Optimization of Purification Process, Structural Characterization, and in Vivo Anti-inflammatory Mechanism of Malus doumeri Pectin

Objective: To establish the purification process of Malus doumeri pectin（MDP), and to investigate the anti-inflammatory mechanism of the pectin on ulcerative colitis (UC) mice. Methods: The weighted composite score of galacturonic acid retention and protein removal was used as the response value, the pectin purification process was optimized through esponse surface methodology. The structural features of the pectin before and after purification were comparatively analyzed, by using ultraviolet spectroscopy (UV-vis), fourier infrared spectroscopy (FT-IR), X-diffraction (XRD), and scanning electron microscopy (SEM).
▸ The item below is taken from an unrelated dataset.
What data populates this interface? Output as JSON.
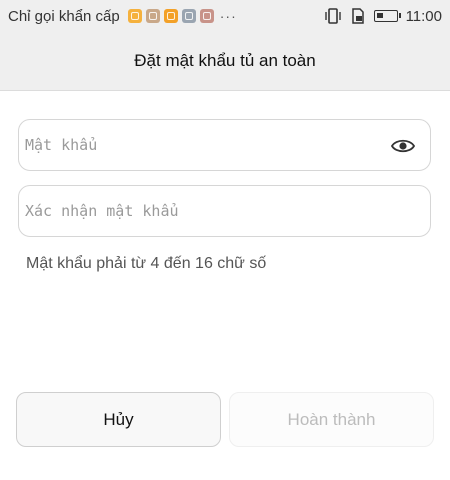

Dextran sulfate sodium salt (DSS) was used to establish the UC mouse model, and to investigate the protective mechanism of pectin against UC. Results: X-5 resin was used as the purification medium, and the optimal conditions for purification were as follows: loading solution concentration of 7.5 mg/mL, pH5, and elution agent concentration of 10%. The deproteinization rate was 83.25%±1.35%, and the galacturonic acid recovery rate was 88.29%±1.39%. The galacturonic acid content of the purified pectin increased from 58.81%±0.75% to 67.04%±0.42%, meeting national food safety regulations. This process effectively removed protein and nucleic acid impurities, maintained the core polysaccharide structure and crystalline nature of the pectin, and homogenized its morphology. The pectin significantly improved the disease activity and colon histopathological injury in UC mice, effectively reduced the levels of TNF-α, IL-1β, and IL-6, increased the level of IL-10, inhibited the inflammatory response, and down-regulated the expression of TLR4/MyD88/NF-κB signaling pathway. Conclusions: The purification process obtained in this study is suitable for the purification of broad Malus doumeri pectin, and the purified pectin may protective effects against UC by regulating the TLR4/MyD88/NF-κB signaling pathway. The results of this study provide a theoretical basis for the in-depth development and application of Malus doumeri pectin.